A lot of storage solutions can encrypt data at rest so that it is encrypted on the underlying media and decrypted only when the data is accessed/updated, then re-encrypted.

If you are encrypting data for compliance reasons, sometimes having the storage encrypt data at rest is enough to satisfy the requirement, especially in conjunction with a larger defense in depth strategy. Or perhaps in conjunction with something like in-memory encryption on AMD EPYC systems.

Why do we care, Jordan? You don’t want to rely on data reduction to save your bacon if you can’t reduce the data! This is another reason why you should be careful if someone comes in touting a particular reduction ratio; how do they know? Unless they know your data (or you do, to challenge them) you can’t be sure.

Bottom line: Make sure you understand what data you have and how much of it. If you have a lot of unique or streaming data, you aren’t likely to see many savings. If you have to encrypt data, do it at the storage level if you can so that it gets encrypted after it gets deduped.

Summary

If you made it here without skipping to the end, I hope it was worthwhile and gives you better foundational knowledge of what dedupe actually does and where it might be practical. I made the statement that dedupe isn’t magic, but it can certainly still be nebulous, and it is often surrounded by competing technologies that try to put a “spin” on it to mystify what they’re doing and make it seem valuable. Hopefully this gives you enough information to make a good decision and ask the important questions!

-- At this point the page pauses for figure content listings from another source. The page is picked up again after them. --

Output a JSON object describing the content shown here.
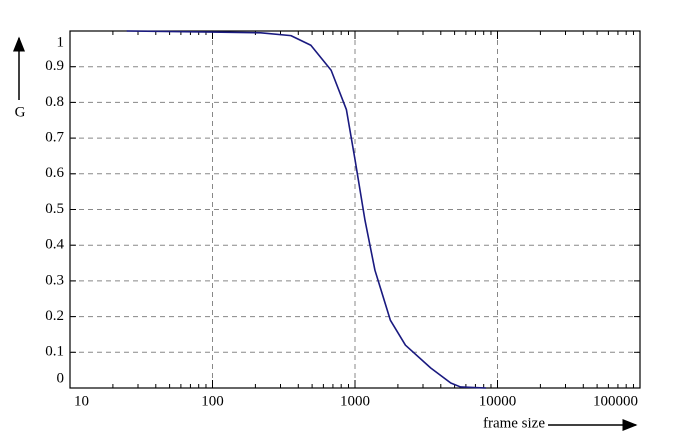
{
  "chart_data": {
    "type": "line",
    "xlabel": "frame size",
    "ylabel": "G",
    "xscale": "log",
    "xlim": [
      10,
      100000
    ],
    "xticks": [
      10,
      100,
      1000,
      10000,
      100000
    ],
    "ylim": [
      0,
      1
    ],
    "yticks": [
      0,
      0.1,
      0.2,
      0.3,
      0.4,
      0.5,
      0.6,
      0.7,
      0.8,
      0.9,
      1
    ],
    "grid": true,
    "x": [
      25,
      100,
      218,
      355,
      490,
      680,
      870,
      1000,
      1175,
      1380,
      1770,
      2260,
      3400,
      4700,
      5500,
      8300
    ],
    "series": [
      {
        "color": "#1a1a80",
        "values": [
          1.0,
          0.997,
          0.995,
          0.987,
          0.96,
          0.89,
          0.78,
          0.64,
          0.47,
          0.33,
          0.19,
          0.12,
          0.056,
          0.014,
          0.003,
          0
        ]
      }
    ]
  }
}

For those of you here for a TL;DR here’s what I’d say:

Know what your data looks like: type of data, amount, how/how quickly it changes, and if it will even reduce.
Understand how your solution intends to group data, and how to best group your data knowing that for maximum efficiency.
Know how your solution processes data, and I cannot stress this enough, what are the impacts on performance to use dedupe and are you willing to pay the rehydration tax
Above all else does it make sense to use it? Some applications of dedupe make more sense than others, generally it is an added benefit that is considered table stakes in modern storage, but does it achieve the outcome you need it to? Think back to the $/TB example.

I hope this helps you to understand how dedupe works, where it can help, and above all else have the information needed to make prudent decisions about your technology!

I’ll be going through setting up a StoreOnce virtual appliance, whose main purpose is to dedupe storage for backups (one of the great use cases), in a later post if you are interested in seeing how this applies in the real world.